The nightmare scenario of organ donation

While the claim that organ donation almost always involves killing a living person may strike most Catholic ethicists and physicians as exaggerated, few dispute the potential for abuse. The recent case of Ruben Navarro offers a chilling nightmare scenario.

Navarro died in February 2006, just six days shy of his 26th birthday, in a hospital in San Luis Obispo, Calif. Suffering from a degenerative genetic disease, Navarro lapsed into a coma and eventually lost his pulse. His mother decided it was time to let her son go, and told doctors to discontinue his ventilator. Informed that he was a candidate to be an organ donor, she consented to a procedure known as “donation after cardiac death,” in which Ruben would be wheeled into an operating room, removed from his ventilator and allowed to die, at which point a team of transplant surgeons would swiftly remove his organs.

(“Donation after cardiac death” differs from transplants involving brain death, because donors still have some brain activity. Life support is removed and death is verified by cessation of breathing and circulation. It’s critical that this happen in a matter of minutes because otherwise the organs deteriorate.)

In theory, Navarro’s care was supposed to remain the paramount concern of the medical team until he was actually dead, with transplant surgeons stepping in only after death had occurred.
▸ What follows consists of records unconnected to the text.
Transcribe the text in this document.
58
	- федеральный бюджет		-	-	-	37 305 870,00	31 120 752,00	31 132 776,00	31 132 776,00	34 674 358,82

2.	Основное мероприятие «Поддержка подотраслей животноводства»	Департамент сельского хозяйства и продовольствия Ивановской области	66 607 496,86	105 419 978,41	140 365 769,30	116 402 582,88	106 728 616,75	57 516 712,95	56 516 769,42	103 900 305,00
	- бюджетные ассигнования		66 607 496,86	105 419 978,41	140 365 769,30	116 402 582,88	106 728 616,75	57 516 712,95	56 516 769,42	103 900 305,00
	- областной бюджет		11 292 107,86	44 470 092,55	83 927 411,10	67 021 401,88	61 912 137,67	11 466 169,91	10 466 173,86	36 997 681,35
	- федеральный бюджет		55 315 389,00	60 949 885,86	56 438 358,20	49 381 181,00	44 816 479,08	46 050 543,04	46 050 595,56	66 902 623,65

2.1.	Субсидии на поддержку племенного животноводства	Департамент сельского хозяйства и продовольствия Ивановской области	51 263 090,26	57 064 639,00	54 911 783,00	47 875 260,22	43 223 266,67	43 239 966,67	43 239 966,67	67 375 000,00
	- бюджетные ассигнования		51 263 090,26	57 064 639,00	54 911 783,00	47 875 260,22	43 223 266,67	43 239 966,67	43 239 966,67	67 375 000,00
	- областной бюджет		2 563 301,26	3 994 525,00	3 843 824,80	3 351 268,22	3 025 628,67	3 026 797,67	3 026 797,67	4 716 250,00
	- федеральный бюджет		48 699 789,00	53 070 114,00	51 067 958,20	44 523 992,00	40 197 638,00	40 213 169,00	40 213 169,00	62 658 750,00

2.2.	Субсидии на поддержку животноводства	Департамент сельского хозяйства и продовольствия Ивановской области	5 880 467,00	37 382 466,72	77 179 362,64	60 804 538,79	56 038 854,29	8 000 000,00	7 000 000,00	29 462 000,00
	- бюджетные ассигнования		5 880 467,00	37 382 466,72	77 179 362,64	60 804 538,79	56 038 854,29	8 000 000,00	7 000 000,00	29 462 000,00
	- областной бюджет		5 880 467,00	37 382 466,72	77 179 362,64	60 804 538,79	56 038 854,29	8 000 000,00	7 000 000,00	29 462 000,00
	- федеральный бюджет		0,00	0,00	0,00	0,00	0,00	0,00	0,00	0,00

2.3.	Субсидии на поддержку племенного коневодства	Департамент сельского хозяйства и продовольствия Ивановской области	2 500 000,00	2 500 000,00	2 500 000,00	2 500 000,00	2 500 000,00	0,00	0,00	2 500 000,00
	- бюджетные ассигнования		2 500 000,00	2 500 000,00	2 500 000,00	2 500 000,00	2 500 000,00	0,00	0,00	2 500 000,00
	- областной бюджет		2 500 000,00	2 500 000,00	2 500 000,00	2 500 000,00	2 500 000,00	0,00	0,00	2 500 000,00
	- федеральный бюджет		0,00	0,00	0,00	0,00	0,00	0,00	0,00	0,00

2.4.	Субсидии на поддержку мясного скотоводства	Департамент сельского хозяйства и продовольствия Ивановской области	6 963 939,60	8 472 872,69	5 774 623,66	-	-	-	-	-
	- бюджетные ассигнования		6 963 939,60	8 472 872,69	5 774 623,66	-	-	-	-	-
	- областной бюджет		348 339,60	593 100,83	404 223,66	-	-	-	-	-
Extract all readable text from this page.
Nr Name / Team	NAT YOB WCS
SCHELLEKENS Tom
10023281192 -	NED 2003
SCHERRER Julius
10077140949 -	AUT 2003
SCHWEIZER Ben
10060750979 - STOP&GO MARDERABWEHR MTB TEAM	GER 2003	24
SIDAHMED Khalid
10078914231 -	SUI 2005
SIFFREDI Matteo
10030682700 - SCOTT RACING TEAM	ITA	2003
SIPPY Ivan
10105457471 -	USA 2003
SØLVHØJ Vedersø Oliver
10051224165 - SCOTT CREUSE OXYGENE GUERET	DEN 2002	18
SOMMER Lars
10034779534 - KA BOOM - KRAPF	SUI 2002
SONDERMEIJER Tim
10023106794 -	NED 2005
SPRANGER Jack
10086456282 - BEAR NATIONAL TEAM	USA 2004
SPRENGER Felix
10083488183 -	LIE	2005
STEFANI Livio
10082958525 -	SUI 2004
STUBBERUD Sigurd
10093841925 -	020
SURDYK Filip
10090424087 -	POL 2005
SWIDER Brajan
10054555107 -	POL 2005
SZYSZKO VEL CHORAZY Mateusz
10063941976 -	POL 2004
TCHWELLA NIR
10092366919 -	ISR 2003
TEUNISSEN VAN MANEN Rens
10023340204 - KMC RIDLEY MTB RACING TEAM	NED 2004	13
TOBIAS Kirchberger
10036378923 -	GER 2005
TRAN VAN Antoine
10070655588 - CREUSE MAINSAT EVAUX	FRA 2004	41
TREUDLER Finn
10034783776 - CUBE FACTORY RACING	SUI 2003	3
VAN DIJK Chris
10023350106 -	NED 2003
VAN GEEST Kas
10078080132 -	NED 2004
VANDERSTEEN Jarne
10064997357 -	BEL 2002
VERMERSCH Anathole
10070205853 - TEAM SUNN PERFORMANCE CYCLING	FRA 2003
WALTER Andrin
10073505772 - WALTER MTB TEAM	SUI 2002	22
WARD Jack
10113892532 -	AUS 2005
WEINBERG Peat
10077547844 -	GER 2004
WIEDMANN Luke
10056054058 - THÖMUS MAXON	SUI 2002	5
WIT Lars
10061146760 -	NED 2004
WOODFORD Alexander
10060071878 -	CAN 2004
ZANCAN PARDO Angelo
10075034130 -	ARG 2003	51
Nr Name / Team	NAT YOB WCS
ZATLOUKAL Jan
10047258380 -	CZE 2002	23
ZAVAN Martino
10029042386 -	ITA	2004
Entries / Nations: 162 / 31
In reality, a Kaiser Permanente specialist who had flown in to perform the procedure repeatedly directed nurses to administer massive doses of sedatives. Within 40 minutes, Navarro’s levels of morphine and another painkiller soared to 20 times above normal dosages. The sedation served no medical end, prosecutors would eventually conclude, other than to hasten Navarro’s death so his organs would remain viable.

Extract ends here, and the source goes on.